Dozens of customers who bought or trialed LilyJade posted statistics to Hackforums that purport to show the plugin spreading virally to tens of thousands of users per day. According to Mundorff, customers who use the system can expect to make about 50 cents per hour for every 100 users who install the plugin.

It’s impossible to verify those numbers or to say exactly how many Facebook users have installed this browser plugin. But the plugin has apparently been successful enough to have caught the attention of Facebook’s security team, which earlier this week sent Mundorff a cease-and-desist order demanding that he stop selling the program.

“Plugins such as LilyJade are configured to modify our [site] to inject ads and/or send spam through Facebook to the victim’s friends via wall posts and chat messages,” said Fred Wolens, public policy manager at Facebook. “These alterations materially change people’s Facebook experience and bypass Facebook’s quality and security controls. Additionally, programs like LilyJade can make Facebook slower, cause user confusion and can obfuscate authenticate user content by displaying banner ads.”

In a follow-up instant message conversation, Mundorff indicated that he has no intention of bowing to Facebook’s demands.

“I pretty much told them to go fuck themselves cause we cant post on anyones [sic] walls with out there [sic] permissions automated or not,” Mundorff said. “So they can go to hell.”

It remains to be seen who will prevail in this now-public battle (which according to Mundorff has since caught the interest of the anarchic hacker collective Anonymous). I wanted to call attention to this topic because I believe LilyJade is likely the precursor to a stream of malicious cross-browser plugins that we can expect in the coming months and years.

Plugin based threats seem to be especially pernicious because they work seamlessly across multiple operating systems and browsers, and are unlikely to be detected as malicious by antivirus software.
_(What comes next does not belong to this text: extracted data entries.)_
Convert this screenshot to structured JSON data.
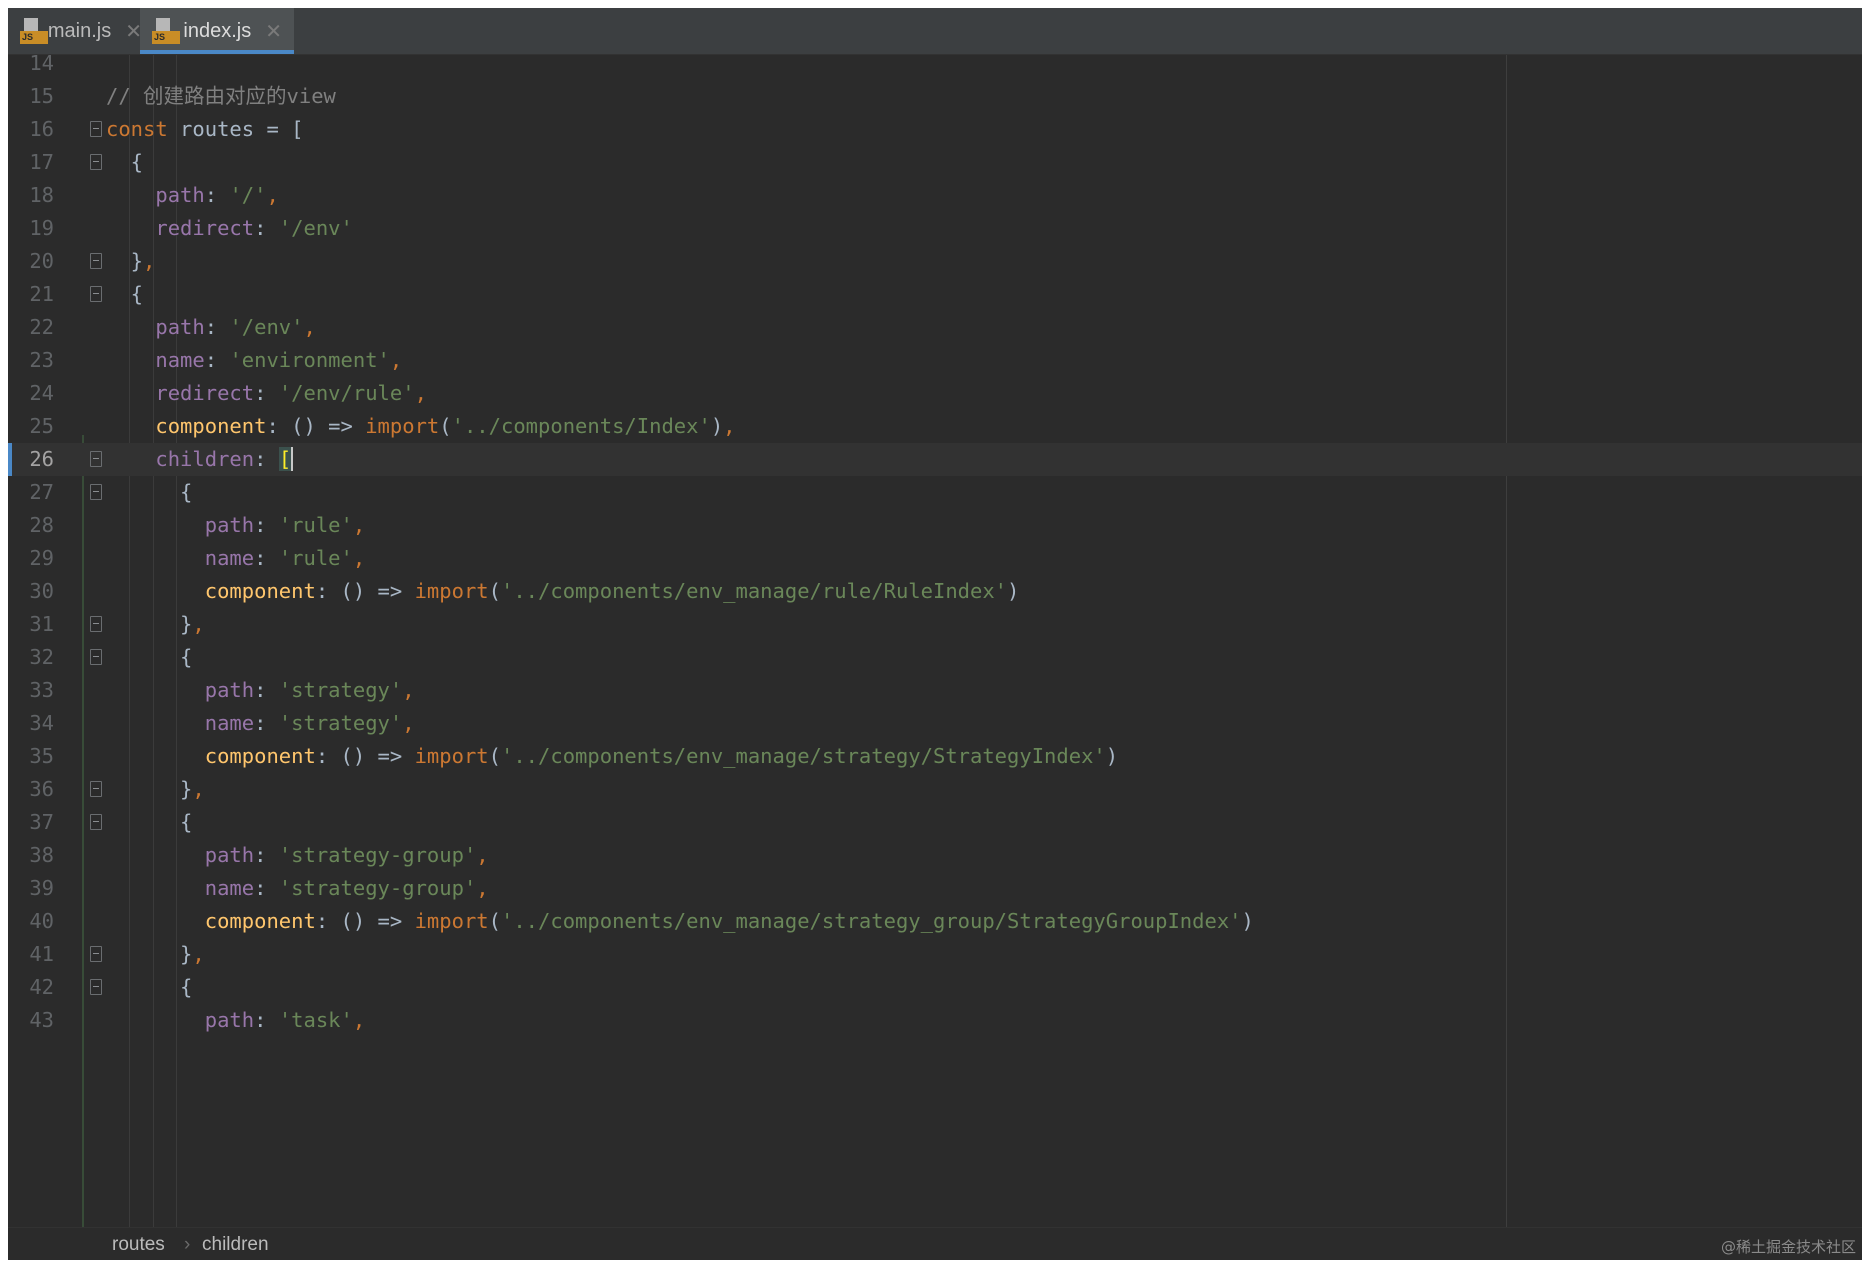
{
  "tabs": [
    {
      "label": "main.js",
      "icon": "js-file-icon",
      "active": false
    },
    {
      "label": "index.js",
      "icon": "js-file-icon",
      "active": true
    }
  ],
  "editor": {
    "current_line": "26",
    "lines": [
      {
        "n": "14",
        "tokens": []
      },
      {
        "n": "15",
        "tokens": [
          {
            "t": "// 创建路由对应的view",
            "c": "cmt"
          }
        ]
      },
      {
        "n": "16",
        "tokens": [
          {
            "t": "const",
            "c": "kw"
          },
          {
            "t": " routes = [",
            "c": "punc"
          }
        ]
      },
      {
        "n": "17",
        "tokens": [
          {
            "t": "  {",
            "c": "punc"
          }
        ]
      },
      {
        "n": "18",
        "tokens": [
          {
            "t": "    ",
            "c": "punc"
          },
          {
            "t": "path",
            "c": "prop"
          },
          {
            "t": ": ",
            "c": "punc"
          },
          {
            "t": "'/'",
            "c": "str"
          },
          {
            "t": ",",
            "c": "kw"
          }
        ]
      },
      {
        "n": "19",
        "tokens": [
          {
            "t": "    ",
            "c": "punc"
          },
          {
            "t": "redirect",
            "c": "prop"
          },
          {
            "t": ": ",
            "c": "punc"
          },
          {
            "t": "'/env'",
            "c": "str"
          }
        ]
      },
      {
        "n": "20",
        "tokens": [
          {
            "t": "  }",
            "c": "punc"
          },
          {
            "t": ",",
            "c": "kw"
          }
        ]
      },
      {
        "n": "21",
        "tokens": [
          {
            "t": "  {",
            "c": "punc"
          }
        ]
      },
      {
        "n": "22",
        "tokens": [
          {
            "t": "    ",
            "c": "punc"
          },
          {
            "t": "path",
            "c": "prop"
          },
          {
            "t": ": ",
            "c": "punc"
          },
          {
            "t": "'/env'",
            "c": "str"
          },
          {
            "t": ",",
            "c": "kw"
          }
        ]
      },
      {
        "n": "23",
        "tokens": [
          {
            "t": "    ",
            "c": "punc"
          },
          {
            "t": "name",
            "c": "prop"
          },
          {
            "t": ": ",
            "c": "punc"
          },
          {
            "t": "'environment'",
            "c": "str"
          },
          {
            "t": ",",
            "c": "kw"
          }
        ]
      },
      {
        "n": "24",
        "tokens": [
          {
            "t": "    ",
            "c": "punc"
          },
          {
            "t": "redirect",
            "c": "prop"
          },
          {
            "t": ": ",
            "c": "punc"
          },
          {
            "t": "'/env/rule'",
            "c": "str"
          },
          {
            "t": ",",
            "c": "kw"
          }
        ]
      },
      {
        "n": "25",
        "tokens": [
          {
            "t": "    ",
            "c": "punc"
          },
          {
            "t": "component",
            "c": "fn"
          },
          {
            "t": ": () => ",
            "c": "punc"
          },
          {
            "t": "import",
            "c": "kw"
          },
          {
            "t": "(",
            "c": "punc"
          },
          {
            "t": "'../components/Index'",
            "c": "str"
          },
          {
            "t": ")",
            "c": "punc"
          },
          {
            "t": ",",
            "c": "kw"
          }
        ]
      },
      {
        "n": "26",
        "tokens": [
          {
            "t": "    ",
            "c": "punc"
          },
          {
            "t": "children",
            "c": "prop"
          },
          {
            "t": ": ",
            "c": "punc"
          },
          {
            "t": "[",
            "c": "bracket-hl"
          }
        ]
      },
      {
        "n": "27",
        "tokens": [
          {
            "t": "      {",
            "c": "punc"
          }
        ]
      },
      {
        "n": "28",
        "tokens": [
          {
            "t": "        ",
            "c": "punc"
          },
          {
            "t": "path",
            "c": "prop"
          },
          {
            "t": ": ",
            "c": "punc"
          },
          {
            "t": "'rule'",
            "c": "str"
          },
          {
            "t": ",",
            "c": "kw"
          }
        ]
      },
      {
        "n": "29",
        "tokens": [
          {
            "t": "        ",
            "c": "punc"
          },
          {
            "t": "name",
            "c": "prop"
          },
          {
            "t": ": ",
            "c": "punc"
          },
          {
            "t": "'rule'",
            "c": "str"
          },
          {
            "t": ",",
            "c": "kw"
          }
        ]
      },
      {
        "n": "30",
        "tokens": [
          {
            "t": "        ",
            "c": "punc"
          },
          {
            "t": "component",
            "c": "fn"
          },
          {
            "t": ": () => ",
            "c": "punc"
          },
          {
            "t": "import",
            "c": "kw"
          },
          {
            "t": "(",
            "c": "punc"
          },
          {
            "t": "'../components/env_manage/rule/RuleIndex'",
            "c": "str"
          },
          {
            "t": ")",
            "c": "punc"
          }
        ]
      },
      {
        "n": "31",
        "tokens": [
          {
            "t": "      }",
            "c": "punc"
          },
          {
            "t": ",",
            "c": "kw"
          }
        ]
      },
      {
        "n": "32",
        "tokens": [
          {
            "t": "      {",
            "c": "punc"
          }
        ]
      },
      {
        "n": "33",
        "tokens": [
          {
            "t": "        ",
            "c": "punc"
          },
          {
            "t": "path",
            "c": "prop"
          },
          {
            "t": ": ",
            "c": "punc"
          },
          {
            "t": "'strategy'",
            "c": "str"
          },
          {
            "t": ",",
            "c": "kw"
          }
        ]
      },
      {
        "n": "34",
        "tokens": [
          {
            "t": "        ",
            "c": "punc"
          },
          {
            "t": "name",
            "c": "prop"
          },
          {
            "t": ": ",
            "c": "punc"
          },
          {
            "t": "'strategy'",
            "c": "str"
          },
          {
            "t": ",",
            "c": "kw"
          }
        ]
      },
      {
        "n": "35",
        "tokens": [
          {
            "t": "        ",
            "c": "punc"
          },
          {
            "t": "component",
            "c": "fn"
          },
          {
            "t": ": () => ",
            "c": "punc"
          },
          {
            "t": "import",
            "c": "kw"
          },
          {
            "t": "(",
            "c": "punc"
          },
          {
            "t": "'../components/env_manage/strategy/StrategyIndex'",
            "c": "str"
          },
          {
            "t": ")",
            "c": "punc"
          }
        ]
      },
      {
        "n": "36",
        "tokens": [
          {
            "t": "      }",
            "c": "punc"
          },
          {
            "t": ",",
            "c": "kw"
          }
        ]
      },
      {
        "n": "37",
        "tokens": [
          {
            "t": "      {",
            "c": "punc"
          }
        ]
      },
      {
        "n": "38",
        "tokens": [
          {
            "t": "        ",
            "c": "punc"
          },
          {
            "t": "path",
            "c": "prop"
          },
          {
            "t": ": ",
            "c": "punc"
          },
          {
            "t": "'strategy-group'",
            "c": "str"
          },
          {
            "t": ",",
            "c": "kw"
          }
        ]
      },
      {
        "n": "39",
        "tokens": [
          {
            "t": "        ",
            "c": "punc"
          },
          {
            "t": "name",
            "c": "prop"
          },
          {
            "t": ": ",
            "c": "punc"
          },
          {
            "t": "'strategy-group'",
            "c": "str"
          },
          {
            "t": ",",
            "c": "kw"
          }
        ]
      },
      {
        "n": "40",
        "tokens": [
          {
            "t": "        ",
            "c": "punc"
          },
          {
            "t": "component",
            "c": "fn"
          },
          {
            "t": ": () => ",
            "c": "punc"
          },
          {
            "t": "import",
            "c": "kw"
          },
          {
            "t": "(",
            "c": "punc"
          },
          {
            "t": "'../components/env_manage/strategy_group/StrategyGroupIndex'",
            "c": "str"
          },
          {
            "t": ")",
            "c": "punc"
          }
        ]
      },
      {
        "n": "41",
        "tokens": [
          {
            "t": "      }",
            "c": "punc"
          },
          {
            "t": ",",
            "c": "kw"
          }
        ]
      },
      {
        "n": "42",
        "tokens": [
          {
            "t": "      {",
            "c": "punc"
          }
        ]
      },
      {
        "n": "43",
        "tokens": [
          {
            "t": "        ",
            "c": "punc"
          },
          {
            "t": "path",
            "c": "prop"
          },
          {
            "t": ": ",
            "c": "punc"
          },
          {
            "t": "'task'",
            "c": "str"
          },
          {
            "t": ",",
            "c": "kw"
          }
        ]
      }
    ],
    "fold_markers": [
      "16",
      "17",
      "20",
      "21",
      "26",
      "27",
      "31",
      "32",
      "36",
      "37",
      "41",
      "42"
    ]
  },
  "breadcrumb": {
    "items": [
      "routes",
      "children"
    ],
    "separator": "›"
  },
  "watermark": "@稀土掘金技术社区",
  "colors": {
    "background": "#2b2b2b",
    "keyword": "#cc7832",
    "property": "#9876aa",
    "string": "#6a8759",
    "comment": "#808080",
    "function": "#ffc66d",
    "accent": "#4a88c7"
  }
}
What’s more, writing malicious plugins for different browsers has never been easier: Kango, an up-and-coming cross-browser plugin development environment that’s competing with Crossrider, supports plugins on even more browsers, including Opera and Safari.

The purpose of this post is not to cause alarm about legitimate development platforms like Crossrider and Kango, or even to dissuade people from using Facebook. It’s also true that rogue browser plugins are hardly a new problem, and that they can spread just as easily on Facebook as on Twitter, Pinterest or any other community where millions of users gather to share information. Rather, I wanted to remind readers that while modern malware can take many forms, it most often succeeds because computer users agree to install it in one form or another.

When in doubt, always consider Rule #1 from Krebs’s 3 Basic Rules for Online Safety: “If you didn’t go looking for it, don’t install it!” Religiously observing this advice will likely keep you safe from a huge percentage of the malware threats out there today.